Interview by Jon Gordon
The studio is right at the top of the house and as it’s way up the light is pretty good most of the time. It’s a perfect studio and I didn’t have to do much to it, just removed some shelves and painted it white. The studio I had in London was in a warehouse in Wapping, about 400 square feet, long and narrow. This is about the same size but it has less wall space because of the sloping ceilings. There are a lot of paintings stored downstairs because I’ve been painting for nearly 40 years. I did quite a lot of large paintings at college and having good- sized spaces has meant that I’ve always done some large work.
The amount of time I spend painting varies. I do lots of other things and always seem to be busy. Taking photographs of the work, computer stuff, the website, applying for things are all part of an artist’s life, but they are not painting. Then there are household things, growing food etc. Altogether it takes up quite a lot of time. I tend to work more in the afternoons and in the summer. I have some daylight bulbs on the ceiling, but I don’t like painting after dark. I paint a few days a week and not at weekends. Sometimes I come up for a short time and on other days it can be 6/7 hours. The advantage of having a studio at home means that I can go there at any time of day to look at what I have been working on. I often do this. It might be to see how a picture looks after the paint has dried.
To begin with I was using figurative elements in my paintings then somewhere along the line the original studies seemed unnecessary. I think I’d developed a visual language I could draw on. I became rather obsessed by abstract painting, it wasn’t my intention at all, but the possibilities are endless.

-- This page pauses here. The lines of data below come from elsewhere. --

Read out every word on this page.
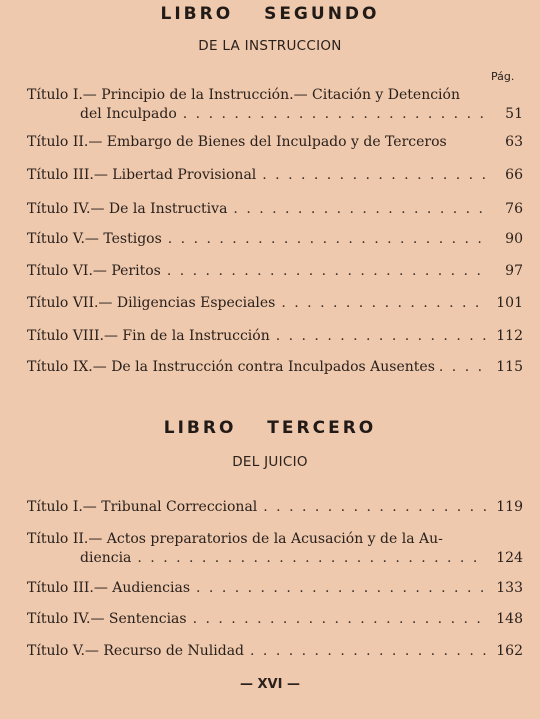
LIBRO SEGUNDO
DE LA INSTRUCCION
Pág.
Título I.— Principio de la Instrucción.— Citación y Detención
del Inculpado . . .	51
Título II.— Embargo de Bienes del Inculpado y de Terceros	63
Título III.— Libertad Provisional . . .	66
Título IV.— De la Instructiva . . .	76
Título V.— Testigos . . .	90
Título VI.— Peritos . . .	97
Título VII.— Diligencias Especiales . . .	101
Título VIII.— Fin de la Instrucción . . .	112
Título IX.— De la Instrucción contra Inculpados Ausentes . . .	115
LIBRO TERCERO
DEL JUICIO
Título I.— Tribunal Correccional . . .	119
Título II.— Actos preparatorios de la Acusación y de la Au-
diencia . . .	124
Título III.— Audiencias . . .	133
Título IV.— Sentencias . . .	148
Título V.— Recurso de Nulidad . . .	162
— XVI —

I begin by painting on the floor. I have been using quite thin acrylic paint to start with and on the floor it’s not going to drip. If I want it to drip I hang the canvas up. The other thing about working on the floor is that you don’t have a fixed ‘way up’ to the painting and you can approach it from any angle. I don’t know what the painting is going to look like at the end and I don’t start off with any preconceived ideas. It’s a conversation and the piece itself suggests the next step. I spend a lot of time just staring at it, seeing how the colours and the forms react to each other, turning it around, taking my glasses off. Sometimes it’s obvious. Although the act of painting can be quick it’s not something you want to rush into. You don’t always know how things will turn out but with experience you have a good idea of what is likely to happen. Once I start it can take off but also it’s good to know when to stop, not to overdo things.

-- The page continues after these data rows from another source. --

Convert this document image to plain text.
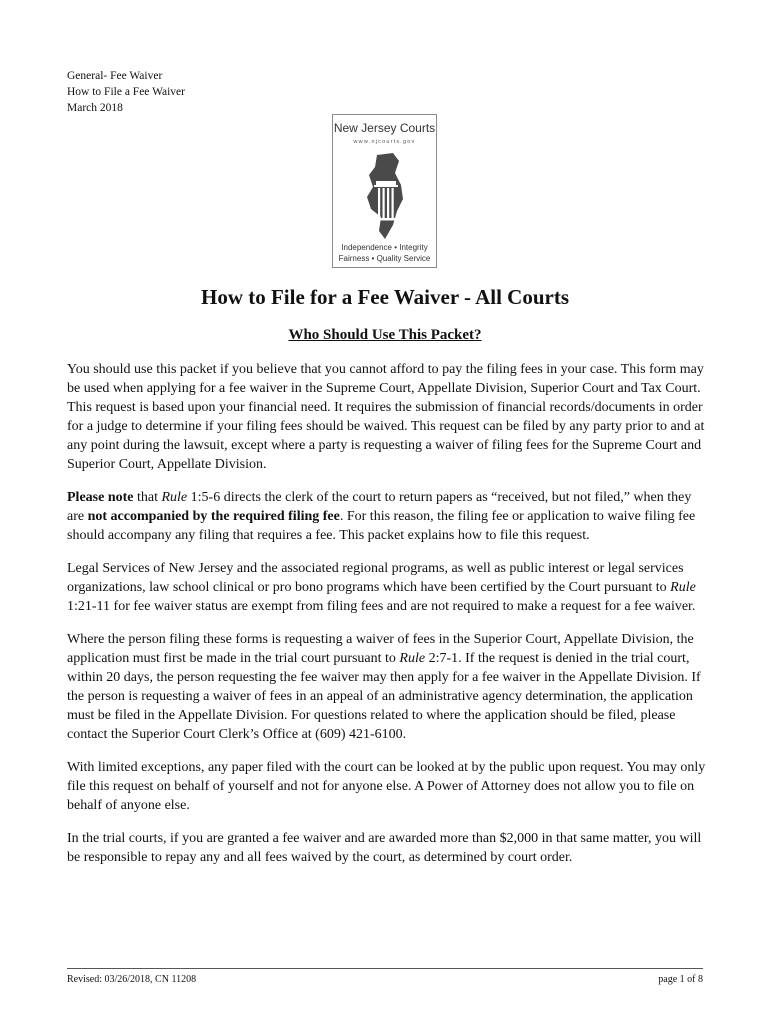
General- Fee Waiver
How to File a Fee Waiver
March 2018
New Jersey Courts
www.njcourts.gov
Independence • Integrity
Fairness • Quality Service
How to File for a Fee Waiver - All Courts
Who Should Use This Packet?

You should use this packet if you believe that you cannot afford to pay the filing fees in your case. This form may be used when applying for a fee waiver in the Supreme Court, Appellate Division, Superior Court and Tax Court. This request is based upon your financial need. It requires the submission of financial records/documents in order for a judge to determine if your filing fees should be waived. This request can be filed by any party prior to and at any point during the lawsuit, except where a party is requesting a waiver of filing fees for the Supreme Court and Superior Court, Appellate Division.

Please note that Rule 1:5-6 directs the clerk of the court to return papers as “received, but not filed,” when they are not accompanied by the required filing fee. For this reason, the filing fee or application to waive filing fee should accompany any filing that requires a fee. This packet explains how to file this request.

Legal Services of New Jersey and the associated regional programs, as well as public interest or legal services organizations, law school clinical or pro bono programs which have been certified by the Court pursuant to Rule 1:21-11 for fee waiver status are exempt from filing fees and are not required to make a request for a fee waiver.

Where the person filing these forms is requesting a waiver of fees in the Superior Court, Appellate Division, the application must first be made in the trial court pursuant to Rule 2:7-1. If the request is denied in the trial court, within 20 days, the person requesting the fee waiver may then apply for a fee waiver in the Appellate Division. If the person is requesting a waiver of fees in an appeal of an administrative agency determination, the application must be filed in the Appellate Division. For questions related to where the application should be filed, please contact the Superior Court Clerk’s Office at (609) 421-6100.

With limited exceptions, any paper filed with the court can be looked at by the public upon request. You may only file this request on behalf of yourself and not for anyone else. A Power of Attorney does not allow you to file on behalf of anyone else.

In the trial courts, if you are granted a fee waiver and are awarded more than $2,000 in that same matter, you will be responsible to repay any and all fees waived by the court, as determined by court order.

Revised: 03/26/2018, CN 11208	page 1 of 8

Sometimes when I’m painting it feels very good. At other times rather despairing. You are involved with a process. Sometimes it can take ages to get started, I come in and go pottering around, looking at things I’m working on, things I feel are not finished. I need that pottering time to focus and get my mind into the right place to allow things to happen. When I’m actually painting I’m quite excited. I’ve made the decision about what I’m going to do, so let’s do it and see what happens.